A mathematical algorithm that speeds up healing
scientists at Ohio State University in usa have developed a math model to facilitate treatment for wounds that heal slowly or have no chances of healing. Wounds take long to heal when they do not get adequate blood supply, nutrients and oxygen. Such wounds, called ischaemic, are a common complication of diabetes, high blood pressure and other conditions. The model could be the beginning of hope for over six million people in the US who suffer ischaemic wounds and are at risk of losing limbs or even dying.
With this model, we can take the next step to find what factors in the equations can be fine-tuned to the point where the net result is improvement in the ischaemic wound, said Chandan Sen, professor and vice chair for research in Ohio states department of surgery in usa, in the study published online in the Proceedings of the National Academy of Sciences on September 21.
The model simulated ischaemic and non-ischaemic wounds. It showed normal wounds had higher concentrations of proteins and cells required for healing. Ischaemic wounds lacked oxygen and remained inflammatory. The model assigned values to the various cells and chemicals involved in wound-healing.

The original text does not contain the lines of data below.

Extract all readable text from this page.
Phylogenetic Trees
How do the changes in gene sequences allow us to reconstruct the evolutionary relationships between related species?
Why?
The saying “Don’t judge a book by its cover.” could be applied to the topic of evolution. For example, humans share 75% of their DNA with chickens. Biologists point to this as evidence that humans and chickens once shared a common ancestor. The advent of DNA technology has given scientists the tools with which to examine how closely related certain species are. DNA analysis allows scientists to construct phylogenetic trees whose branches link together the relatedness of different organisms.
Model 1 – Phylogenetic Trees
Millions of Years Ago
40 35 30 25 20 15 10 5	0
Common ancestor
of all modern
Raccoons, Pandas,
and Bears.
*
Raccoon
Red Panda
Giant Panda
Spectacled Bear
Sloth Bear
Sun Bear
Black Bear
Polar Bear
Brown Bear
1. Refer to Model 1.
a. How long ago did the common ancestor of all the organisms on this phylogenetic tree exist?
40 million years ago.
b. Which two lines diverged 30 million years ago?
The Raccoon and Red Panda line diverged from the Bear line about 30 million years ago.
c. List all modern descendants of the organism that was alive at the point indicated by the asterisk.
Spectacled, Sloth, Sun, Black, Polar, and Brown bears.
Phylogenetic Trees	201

Healing involves interactions among different soluble chemical mediators, cells and extracellular matrix (ecm). Wound healing is represented by four overlapping stages: haemostasis, inflammation, proliferation and remodeling. During haemostasis, immediately after injury, platelets cause clotting. During inflammation, neutrophils and macrophages kill infectious pathogens. Neutrophils are white blood cells that engulf and digest germs; macrophages clean out the debris at the injury site. Proliferation involves production of ecm and growth of new blood vessels. ecm acts as the bed for tissue repair and contributes to scar formation. In the remodeling phase, cells interact to increase the tensile strength of the ecm that might take several years.
The study, said Sen, was not restricted to what therapy should be used for ischaemic wounds. Mathematical algorithms provide more pointed data that biologists can use to develop hypotheses, he said.